Even though this 90%-city-miles UOA sample had less miles on it than the previous 90%-highway-miles UOA, I'm surprised by the drop in Flashpoint (from 420 F to 390 F), and also the drop in some of the elements like Zinc and Calcium (even though this was using the same oil -- Motul 8100 X-cess 5W40). 

This first drain at 1409 miles was the Factory Fill. 

I'm also surprised that I have *not* had to add a drop of oil yet. Either the break-in was performed with skill, or I got lucky with a good TSI motor. 

AudiJunkie and TechMeister, let me have it!


----------



## AudiJunkie (Jun 19, 2009)

This is cool for me because my TSI UOA will be low miles too. 

As far as the Motul, I suspect Rotella would give same or better results. 

That's all up to the owner. 

Looks like only copper spiked during break-in. This oil thinned to a 30, I suspect with more fuel than reported.


----------



## rhouse181 (Apr 13, 2008)

Where are you geographically? Usually the cold winter months tend to kill viscosity faster than in the summer. Takes a lot longer for the motor / catalyst to reach optimal operating temperature, so the ECU dumps extra fuel to accelerate the process. Since your wife is doing mostly city driving, this warmup period is even more exagerated. 

This just means you experience more fuel dilution, which is what drops both flashpoint and viscosity. Overall, your UOA trending looks great for a motor continuing the breakin cycle. And welcome to the non/low oil burners club :thumbup:


----------



## sbachmeier (Mar 2, 1999)

I'm in southern Wisconsin. It hasn't been *brutally* cold yet (we have only fell to about -10 F / -23 C so far), but it has been cold enough for long enough that it made me feel like dumping the oil just to see the difference between 5336 of summertime highway driving (family vacation) and 3422 miles in cold-weather city driving. Plus, I secretly want to become a closet tribologist. 
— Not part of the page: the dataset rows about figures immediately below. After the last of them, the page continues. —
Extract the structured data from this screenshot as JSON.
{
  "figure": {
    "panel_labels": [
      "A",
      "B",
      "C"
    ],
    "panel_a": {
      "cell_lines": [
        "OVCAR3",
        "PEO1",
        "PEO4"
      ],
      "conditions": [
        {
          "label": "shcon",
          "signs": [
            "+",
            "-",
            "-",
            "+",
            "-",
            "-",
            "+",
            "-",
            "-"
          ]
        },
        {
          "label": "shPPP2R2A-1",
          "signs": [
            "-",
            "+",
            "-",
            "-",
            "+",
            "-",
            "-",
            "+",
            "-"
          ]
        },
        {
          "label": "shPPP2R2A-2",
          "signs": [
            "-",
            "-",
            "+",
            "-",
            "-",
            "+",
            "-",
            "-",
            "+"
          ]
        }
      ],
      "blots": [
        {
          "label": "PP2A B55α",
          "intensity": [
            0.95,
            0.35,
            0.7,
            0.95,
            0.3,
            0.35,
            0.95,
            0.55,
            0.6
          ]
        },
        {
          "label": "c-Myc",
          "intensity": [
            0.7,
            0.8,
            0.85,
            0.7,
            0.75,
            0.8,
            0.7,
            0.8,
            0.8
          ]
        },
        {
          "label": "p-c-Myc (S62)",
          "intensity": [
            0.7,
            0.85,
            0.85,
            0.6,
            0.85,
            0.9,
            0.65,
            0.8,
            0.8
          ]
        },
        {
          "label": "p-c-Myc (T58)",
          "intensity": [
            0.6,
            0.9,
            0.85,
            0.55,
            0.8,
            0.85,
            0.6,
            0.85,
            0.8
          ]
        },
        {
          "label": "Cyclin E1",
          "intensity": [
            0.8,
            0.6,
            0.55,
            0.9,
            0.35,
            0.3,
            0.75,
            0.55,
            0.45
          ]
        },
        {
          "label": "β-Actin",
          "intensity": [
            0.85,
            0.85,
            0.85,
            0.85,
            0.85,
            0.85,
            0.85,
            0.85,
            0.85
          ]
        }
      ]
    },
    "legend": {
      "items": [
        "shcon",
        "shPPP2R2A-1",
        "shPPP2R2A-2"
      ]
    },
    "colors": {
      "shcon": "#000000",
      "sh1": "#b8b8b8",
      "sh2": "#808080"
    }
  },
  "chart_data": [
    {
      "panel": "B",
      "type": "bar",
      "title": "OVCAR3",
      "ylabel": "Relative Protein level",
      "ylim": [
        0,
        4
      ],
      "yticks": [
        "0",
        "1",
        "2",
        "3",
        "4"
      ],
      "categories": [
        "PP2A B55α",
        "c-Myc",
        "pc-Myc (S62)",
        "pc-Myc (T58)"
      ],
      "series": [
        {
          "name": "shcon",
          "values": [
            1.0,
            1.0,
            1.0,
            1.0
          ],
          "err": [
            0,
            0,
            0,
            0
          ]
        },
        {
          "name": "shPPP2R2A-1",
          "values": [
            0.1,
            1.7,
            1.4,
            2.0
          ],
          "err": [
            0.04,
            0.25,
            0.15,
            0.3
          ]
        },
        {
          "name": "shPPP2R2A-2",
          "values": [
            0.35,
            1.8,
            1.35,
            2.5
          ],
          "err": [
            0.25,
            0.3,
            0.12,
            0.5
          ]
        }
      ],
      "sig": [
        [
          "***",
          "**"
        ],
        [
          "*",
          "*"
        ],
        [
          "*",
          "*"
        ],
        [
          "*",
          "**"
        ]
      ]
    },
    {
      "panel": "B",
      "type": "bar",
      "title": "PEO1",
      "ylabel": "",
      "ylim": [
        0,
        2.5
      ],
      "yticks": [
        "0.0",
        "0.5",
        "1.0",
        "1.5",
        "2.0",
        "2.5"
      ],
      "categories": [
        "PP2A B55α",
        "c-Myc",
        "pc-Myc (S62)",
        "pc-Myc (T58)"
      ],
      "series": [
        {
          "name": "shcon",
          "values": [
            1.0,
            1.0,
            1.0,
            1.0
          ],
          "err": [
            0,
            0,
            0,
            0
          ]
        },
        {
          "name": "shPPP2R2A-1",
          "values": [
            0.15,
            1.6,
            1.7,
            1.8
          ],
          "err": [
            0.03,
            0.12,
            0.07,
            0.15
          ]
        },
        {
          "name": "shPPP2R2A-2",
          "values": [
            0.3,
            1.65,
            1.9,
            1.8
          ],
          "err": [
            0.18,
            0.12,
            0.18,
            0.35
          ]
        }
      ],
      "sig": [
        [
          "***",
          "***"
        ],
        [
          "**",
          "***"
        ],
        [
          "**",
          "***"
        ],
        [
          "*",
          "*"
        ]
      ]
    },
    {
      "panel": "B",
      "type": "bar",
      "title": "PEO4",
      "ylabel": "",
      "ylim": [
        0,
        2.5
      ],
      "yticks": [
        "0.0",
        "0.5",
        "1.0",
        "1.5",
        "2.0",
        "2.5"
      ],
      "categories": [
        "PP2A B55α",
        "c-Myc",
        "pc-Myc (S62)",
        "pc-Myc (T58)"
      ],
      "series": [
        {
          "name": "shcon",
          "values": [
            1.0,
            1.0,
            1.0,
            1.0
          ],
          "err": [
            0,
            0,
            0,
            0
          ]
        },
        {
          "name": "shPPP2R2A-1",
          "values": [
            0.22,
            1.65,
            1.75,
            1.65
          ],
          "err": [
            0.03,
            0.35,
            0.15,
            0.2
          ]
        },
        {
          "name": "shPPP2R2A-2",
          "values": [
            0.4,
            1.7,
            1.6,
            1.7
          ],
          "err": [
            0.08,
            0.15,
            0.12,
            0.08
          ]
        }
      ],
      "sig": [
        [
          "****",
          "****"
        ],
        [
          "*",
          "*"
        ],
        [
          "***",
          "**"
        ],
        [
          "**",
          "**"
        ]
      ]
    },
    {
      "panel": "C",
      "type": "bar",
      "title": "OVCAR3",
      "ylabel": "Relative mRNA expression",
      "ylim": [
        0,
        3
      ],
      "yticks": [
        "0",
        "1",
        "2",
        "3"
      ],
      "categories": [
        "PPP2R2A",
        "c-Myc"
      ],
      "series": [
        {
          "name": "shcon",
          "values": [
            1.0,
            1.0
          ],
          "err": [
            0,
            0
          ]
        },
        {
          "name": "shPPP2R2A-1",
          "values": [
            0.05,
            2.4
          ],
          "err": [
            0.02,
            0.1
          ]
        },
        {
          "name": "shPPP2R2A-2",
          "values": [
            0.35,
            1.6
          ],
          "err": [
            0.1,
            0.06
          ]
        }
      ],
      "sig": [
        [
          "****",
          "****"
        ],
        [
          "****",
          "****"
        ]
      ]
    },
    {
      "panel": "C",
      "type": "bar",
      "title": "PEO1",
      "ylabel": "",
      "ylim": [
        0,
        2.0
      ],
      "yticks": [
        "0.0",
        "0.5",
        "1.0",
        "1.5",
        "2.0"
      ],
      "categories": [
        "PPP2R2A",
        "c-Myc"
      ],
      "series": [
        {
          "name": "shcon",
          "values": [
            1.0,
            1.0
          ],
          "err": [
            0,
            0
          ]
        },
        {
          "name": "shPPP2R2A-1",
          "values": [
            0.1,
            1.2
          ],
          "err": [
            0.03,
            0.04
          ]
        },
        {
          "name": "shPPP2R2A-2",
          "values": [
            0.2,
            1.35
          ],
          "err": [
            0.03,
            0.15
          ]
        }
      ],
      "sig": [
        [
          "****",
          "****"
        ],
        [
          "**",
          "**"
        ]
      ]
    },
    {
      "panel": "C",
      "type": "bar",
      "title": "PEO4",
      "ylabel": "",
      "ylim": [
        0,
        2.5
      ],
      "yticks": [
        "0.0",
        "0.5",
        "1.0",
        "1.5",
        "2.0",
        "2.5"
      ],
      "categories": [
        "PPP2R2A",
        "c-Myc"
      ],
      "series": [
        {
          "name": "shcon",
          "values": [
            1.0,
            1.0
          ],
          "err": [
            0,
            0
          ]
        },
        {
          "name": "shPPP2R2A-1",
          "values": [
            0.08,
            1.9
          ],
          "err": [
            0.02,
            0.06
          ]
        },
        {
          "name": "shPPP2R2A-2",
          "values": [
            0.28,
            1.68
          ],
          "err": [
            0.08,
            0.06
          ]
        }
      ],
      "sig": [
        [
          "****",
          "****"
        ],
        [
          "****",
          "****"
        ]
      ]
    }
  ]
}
I harp on my wife to always "take the long way home" and drive as long as possible to get the oil temp to near Flashpoint, but I'm sure she doesn't always follow that advice (a car guy she's not).


----------



## sbachmeier (Mar 2, 1999)

AudiJunkie said:


> I suspect Rotella would give same or better results.


 Isn't Rotella a Group III blended with PAO base stocks? I am under the impression that the Motul is a blend of Group IV and Group V -- therefore more of a "true" synthetic? If true, then I'm inclined to lean toward the Motul.


----------



## Schwimmwagen (Dec 29, 2010)

How much does the analysis cost?


----------



## Schwimmwagen (Dec 29, 2010)

Schwimmwagen said:


> How much does the analysis cost?


 checked website, $25


----------